The room to which the machine led them was of a more intimate size. Its furniture, massive Earth-style, seemed somehow faded. Flat pictures of space pioneers hung on the walls. The air held a faint simulation of leather and woodsmoke odors. Kenmuir wondered why this retreat was maintained. How often had it seen use since the spaceport was completely cyberneticized? Well, it couldn't be much trouble to keep, and occasions like this doubtless arose once in a while. The system provided for improbabilities.
He and Eythil took chairs. The machine went to a dispenser. "What is your desire, señores?" it asked. Eythil wanted a Lunarian white wine—the vineyards under Copernicus still produced biologically—and Kenmuir chose ale. The machine touched the panel, the containers arrived, the machine poured into suitable goblets from off a shelf and brought them over. "If you wish anything more, call me, por favor," it said, indicating the nearest intercom input. "I trust you soon may be on your way."

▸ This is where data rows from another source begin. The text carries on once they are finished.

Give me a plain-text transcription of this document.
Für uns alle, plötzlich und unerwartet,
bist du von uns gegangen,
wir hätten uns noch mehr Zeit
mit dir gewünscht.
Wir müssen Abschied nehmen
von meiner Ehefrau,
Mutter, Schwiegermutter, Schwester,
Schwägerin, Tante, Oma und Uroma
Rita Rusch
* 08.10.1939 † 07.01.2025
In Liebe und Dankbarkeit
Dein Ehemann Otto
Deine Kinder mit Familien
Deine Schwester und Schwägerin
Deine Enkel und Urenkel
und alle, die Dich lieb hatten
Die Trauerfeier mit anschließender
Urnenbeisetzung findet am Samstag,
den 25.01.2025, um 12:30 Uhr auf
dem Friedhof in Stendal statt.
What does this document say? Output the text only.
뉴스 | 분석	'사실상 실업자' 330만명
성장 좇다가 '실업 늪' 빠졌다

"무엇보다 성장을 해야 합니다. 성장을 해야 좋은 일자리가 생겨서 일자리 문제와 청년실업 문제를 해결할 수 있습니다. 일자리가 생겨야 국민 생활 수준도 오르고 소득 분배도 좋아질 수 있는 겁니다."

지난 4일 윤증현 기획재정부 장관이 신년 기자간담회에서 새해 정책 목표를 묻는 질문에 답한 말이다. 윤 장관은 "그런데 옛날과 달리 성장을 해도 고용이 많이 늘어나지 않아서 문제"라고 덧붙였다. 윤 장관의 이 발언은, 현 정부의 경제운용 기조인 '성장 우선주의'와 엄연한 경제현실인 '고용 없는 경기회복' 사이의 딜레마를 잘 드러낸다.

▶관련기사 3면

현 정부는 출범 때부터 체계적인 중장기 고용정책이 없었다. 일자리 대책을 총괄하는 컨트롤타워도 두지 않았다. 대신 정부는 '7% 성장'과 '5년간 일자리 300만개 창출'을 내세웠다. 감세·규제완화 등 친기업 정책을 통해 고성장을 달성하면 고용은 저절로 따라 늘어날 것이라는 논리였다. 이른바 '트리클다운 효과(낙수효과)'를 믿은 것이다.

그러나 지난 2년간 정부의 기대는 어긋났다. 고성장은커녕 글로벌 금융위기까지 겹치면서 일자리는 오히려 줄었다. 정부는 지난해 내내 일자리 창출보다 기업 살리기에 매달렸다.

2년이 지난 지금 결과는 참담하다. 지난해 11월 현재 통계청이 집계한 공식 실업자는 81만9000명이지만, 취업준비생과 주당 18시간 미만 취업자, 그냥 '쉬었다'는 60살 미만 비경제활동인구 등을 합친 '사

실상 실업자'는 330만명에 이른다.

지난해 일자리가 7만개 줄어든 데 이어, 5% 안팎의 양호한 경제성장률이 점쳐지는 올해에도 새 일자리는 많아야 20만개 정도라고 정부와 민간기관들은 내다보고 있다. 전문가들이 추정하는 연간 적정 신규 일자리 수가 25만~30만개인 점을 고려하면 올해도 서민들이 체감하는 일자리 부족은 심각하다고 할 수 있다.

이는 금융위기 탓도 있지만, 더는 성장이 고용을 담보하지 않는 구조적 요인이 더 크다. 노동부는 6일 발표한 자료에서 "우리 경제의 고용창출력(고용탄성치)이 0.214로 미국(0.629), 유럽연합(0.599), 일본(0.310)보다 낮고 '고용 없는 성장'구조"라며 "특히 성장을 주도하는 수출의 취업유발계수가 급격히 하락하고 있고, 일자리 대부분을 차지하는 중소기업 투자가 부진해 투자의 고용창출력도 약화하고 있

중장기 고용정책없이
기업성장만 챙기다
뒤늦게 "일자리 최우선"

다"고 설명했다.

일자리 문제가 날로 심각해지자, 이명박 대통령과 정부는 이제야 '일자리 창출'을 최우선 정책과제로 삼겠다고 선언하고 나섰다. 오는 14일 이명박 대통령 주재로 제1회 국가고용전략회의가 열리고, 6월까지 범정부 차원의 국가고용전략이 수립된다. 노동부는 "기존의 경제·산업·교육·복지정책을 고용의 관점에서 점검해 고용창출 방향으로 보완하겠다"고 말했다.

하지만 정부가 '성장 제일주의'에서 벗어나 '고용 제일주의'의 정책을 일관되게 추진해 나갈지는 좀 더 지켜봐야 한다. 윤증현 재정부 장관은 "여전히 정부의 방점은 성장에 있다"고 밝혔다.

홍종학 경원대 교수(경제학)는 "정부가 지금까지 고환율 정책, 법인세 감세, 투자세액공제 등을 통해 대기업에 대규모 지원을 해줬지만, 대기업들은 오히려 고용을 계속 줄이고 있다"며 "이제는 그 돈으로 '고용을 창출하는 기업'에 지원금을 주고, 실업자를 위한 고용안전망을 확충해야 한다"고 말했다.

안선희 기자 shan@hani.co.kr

"Thanks," Kenmuir answered. After all, either it or its controller was sentient. It departed. Kenmuir sipped. A goodly brew, yes. Never mind that molecular machineries had assembled it; the formula was tangy, the liquid cold. "Hadn't you better phone to say we'll be delayed?" he asked Eythil.
"Nay, not if the wait stretches no longer," the other man said. They both stayed with Anglo. Odd, Kenmuir reflected, what a relaxed attitude to schedules most Lunarians had, when survival might depend on precision. Well, with them timing was practically instinctive, as fast as recovery from a stumble was to an Earthman in his high-gravity home. You got
to know your competences and their safe boundaries.
"I wonder what exactly went wrong," he remarked. "It sounded like the kind of accident that shouldn't ever happen these days."
"Thus the cybercosm tells us," Eythil growled.